# Watco Roofite for leaks?



## HollyLolly (Dec 25, 2009)

Has anybody tried this or anything similar for a leaky barn/stable/shelter roof?

Roofite® - Watco waterproofing roof repair compound

My field shelter has been pretty shoddy from the start (workmen who made it just wanted good money for crap basically but it's all I could afford really)

It leaks in heavy rain, and despite my efforts to felt, underlay and felt, it still leaks something terrible when it rains (and in England, it does that A LOT!)
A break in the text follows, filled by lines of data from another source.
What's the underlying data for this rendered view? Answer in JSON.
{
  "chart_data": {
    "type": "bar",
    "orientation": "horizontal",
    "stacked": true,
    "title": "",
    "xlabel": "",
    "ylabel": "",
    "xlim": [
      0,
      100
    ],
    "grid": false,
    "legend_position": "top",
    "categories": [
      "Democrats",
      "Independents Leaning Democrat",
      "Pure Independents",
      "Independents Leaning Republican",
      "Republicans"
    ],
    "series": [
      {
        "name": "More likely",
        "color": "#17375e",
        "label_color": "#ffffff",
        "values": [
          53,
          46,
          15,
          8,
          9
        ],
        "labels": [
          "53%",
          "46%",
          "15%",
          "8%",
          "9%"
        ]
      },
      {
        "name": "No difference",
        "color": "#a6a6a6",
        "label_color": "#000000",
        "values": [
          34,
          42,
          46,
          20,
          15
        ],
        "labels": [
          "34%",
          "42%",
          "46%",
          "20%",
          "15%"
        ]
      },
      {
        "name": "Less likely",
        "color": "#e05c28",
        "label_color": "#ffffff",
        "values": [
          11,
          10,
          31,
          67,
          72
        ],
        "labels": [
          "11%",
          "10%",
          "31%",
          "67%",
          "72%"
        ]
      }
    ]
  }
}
There's not obvious hole or reason for the leak, just rubbish wood basically, and I was wondering if anyone had tried the above product or similar. Sounds fantastic, and my Step-Dad thinks so too (he's a joiner and conservatory fitter, so does have some knowledge, not just saying "Sounds good" and had no clue!)

Thanks in advance
Holly


----------



## Saddlebag (Jan 17, 2011)

We have a similar product, different name and yes it works good if you apply it as directed. My metal barn roof has a screw sized hole and a small blob of that stuff is still holding after 10 years. It has endured wicked heat as metal roofs do and -35 winter temps. That product seems to be paintable, ours is thicker.


----------



## HollyLolly (Dec 25, 2009)

Brilliant, thanks Saddlebag, definitely picking some up, as it's pouring and my poor ponies have a damp shelter now :-(
Thanks for your help


----------